Sur ce type de marché, la demande ne suffit pas à expliquer les prix. Ce sont souvent les contraintes de production, d’énergie et de logistique qui donnent le ton. Quand l’offre se resserre, les acheteurs acceptent de payer plus pour sécuriser des volumes, même si l’activité reste molle.

Les primes repartent à la hausse, quand l’offre devient le vrai point de tension

Dans l’aluminium, les primes démarrent l’année en légère hausse. En pratique, ces primes sont le supplément payé au-dessus du prix de référence, pour obtenir du métal livré à un endroit donné, avec une qualité et un calendrier précis. Quand les primes montent, cela traduit souvent une disponibilité plus compliquée, ou la crainte qu’elle le devienne.

Deux facteurs alimentent cette tension. D’abord, il est jugé probable que la fonderie Mozal, au Mozambique, soit mise en maintenance à partir de mars 2026, faute de contrat énergétique suffisamment compétitif.

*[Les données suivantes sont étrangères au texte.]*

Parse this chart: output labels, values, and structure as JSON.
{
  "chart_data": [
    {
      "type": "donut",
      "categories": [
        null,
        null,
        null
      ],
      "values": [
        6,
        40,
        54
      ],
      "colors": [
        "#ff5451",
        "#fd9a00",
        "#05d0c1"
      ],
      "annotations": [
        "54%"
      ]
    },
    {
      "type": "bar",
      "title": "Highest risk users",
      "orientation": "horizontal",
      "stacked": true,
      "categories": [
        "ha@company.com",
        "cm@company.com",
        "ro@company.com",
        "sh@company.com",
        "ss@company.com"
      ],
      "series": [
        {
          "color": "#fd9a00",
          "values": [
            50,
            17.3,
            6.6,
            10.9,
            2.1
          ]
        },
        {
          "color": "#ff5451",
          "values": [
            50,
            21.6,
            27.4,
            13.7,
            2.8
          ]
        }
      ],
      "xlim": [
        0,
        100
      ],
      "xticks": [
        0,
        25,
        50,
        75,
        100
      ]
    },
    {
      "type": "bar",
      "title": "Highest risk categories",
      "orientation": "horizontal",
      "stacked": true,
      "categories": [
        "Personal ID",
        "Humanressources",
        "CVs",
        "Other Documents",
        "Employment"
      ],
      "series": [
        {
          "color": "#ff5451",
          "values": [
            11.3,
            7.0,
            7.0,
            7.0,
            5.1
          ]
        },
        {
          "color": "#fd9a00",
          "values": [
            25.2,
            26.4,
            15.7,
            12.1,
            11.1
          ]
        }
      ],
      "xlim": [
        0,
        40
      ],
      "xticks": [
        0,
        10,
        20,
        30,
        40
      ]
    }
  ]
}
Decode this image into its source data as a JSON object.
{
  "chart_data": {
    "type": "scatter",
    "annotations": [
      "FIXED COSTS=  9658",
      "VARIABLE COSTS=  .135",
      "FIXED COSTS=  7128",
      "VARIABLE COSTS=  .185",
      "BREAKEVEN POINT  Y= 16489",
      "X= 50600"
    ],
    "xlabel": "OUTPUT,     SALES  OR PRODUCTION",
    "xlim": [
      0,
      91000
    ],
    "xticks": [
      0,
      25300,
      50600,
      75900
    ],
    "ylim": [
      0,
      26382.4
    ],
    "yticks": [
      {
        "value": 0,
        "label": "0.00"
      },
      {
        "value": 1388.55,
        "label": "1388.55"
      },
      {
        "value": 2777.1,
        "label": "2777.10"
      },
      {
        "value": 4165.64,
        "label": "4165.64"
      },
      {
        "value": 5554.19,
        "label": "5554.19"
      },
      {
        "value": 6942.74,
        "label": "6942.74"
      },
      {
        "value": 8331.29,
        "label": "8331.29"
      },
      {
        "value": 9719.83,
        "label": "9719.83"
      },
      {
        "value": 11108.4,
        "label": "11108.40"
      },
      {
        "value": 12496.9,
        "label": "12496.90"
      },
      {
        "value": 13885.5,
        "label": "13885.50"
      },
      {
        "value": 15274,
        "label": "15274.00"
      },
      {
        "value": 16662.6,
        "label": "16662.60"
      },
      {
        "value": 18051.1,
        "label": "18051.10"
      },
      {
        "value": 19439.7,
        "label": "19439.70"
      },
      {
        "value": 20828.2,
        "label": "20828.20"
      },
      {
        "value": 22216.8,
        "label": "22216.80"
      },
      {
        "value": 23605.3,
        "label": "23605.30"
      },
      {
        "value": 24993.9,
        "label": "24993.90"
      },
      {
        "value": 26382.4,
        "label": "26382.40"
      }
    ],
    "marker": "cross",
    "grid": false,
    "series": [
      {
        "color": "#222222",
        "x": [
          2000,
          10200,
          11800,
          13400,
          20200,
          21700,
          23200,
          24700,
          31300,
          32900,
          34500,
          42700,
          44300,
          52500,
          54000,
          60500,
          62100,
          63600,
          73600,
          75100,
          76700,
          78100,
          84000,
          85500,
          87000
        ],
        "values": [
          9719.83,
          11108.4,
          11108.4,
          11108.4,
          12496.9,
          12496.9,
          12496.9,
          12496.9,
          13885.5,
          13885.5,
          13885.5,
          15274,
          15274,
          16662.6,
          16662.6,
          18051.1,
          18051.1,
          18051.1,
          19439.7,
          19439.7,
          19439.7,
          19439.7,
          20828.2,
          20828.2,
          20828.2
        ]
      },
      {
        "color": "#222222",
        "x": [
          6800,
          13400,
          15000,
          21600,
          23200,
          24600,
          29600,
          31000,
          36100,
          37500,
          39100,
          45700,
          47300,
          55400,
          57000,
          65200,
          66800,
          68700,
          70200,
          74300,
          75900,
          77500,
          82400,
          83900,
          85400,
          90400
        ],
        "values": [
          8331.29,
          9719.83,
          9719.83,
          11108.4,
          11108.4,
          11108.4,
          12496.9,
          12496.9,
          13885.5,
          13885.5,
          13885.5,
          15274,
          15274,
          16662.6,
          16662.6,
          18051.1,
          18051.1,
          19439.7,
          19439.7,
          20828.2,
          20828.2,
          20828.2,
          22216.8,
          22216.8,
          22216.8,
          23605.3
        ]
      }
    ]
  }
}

L’énergie reste un paramètre central pour l’aluminium, la production dépend d’une électricité abondante et à coût maîtrisé. Dès que ce point se dégrade, les risques de ralentissement deviennent immédiats.

Ensuite, un incendie dans une fonderie à Bahreïn pourrait aussi peser sur l’offre. Même lorsqu’un incident est localisé, le marché réagit vite, car il raisonne en chaîne, volumes indisponibles, reports de livraison, reconstitution de stocks, et répercussion sur les primes.

Dans ce contexte, la dimension monétaire compte aussi, même sans chiffre à l’appui dans le texte. Quand l’incertitude domine, les entreprises privilégient la trésorerie, réduisent les engagements longs et surveillent le coût du financement des stocks. Résultat, le marché avance par petites décisions, au rythme des signaux sur la production et l’énergie, plutôt qu’au rythme d’une demande franchement repartie.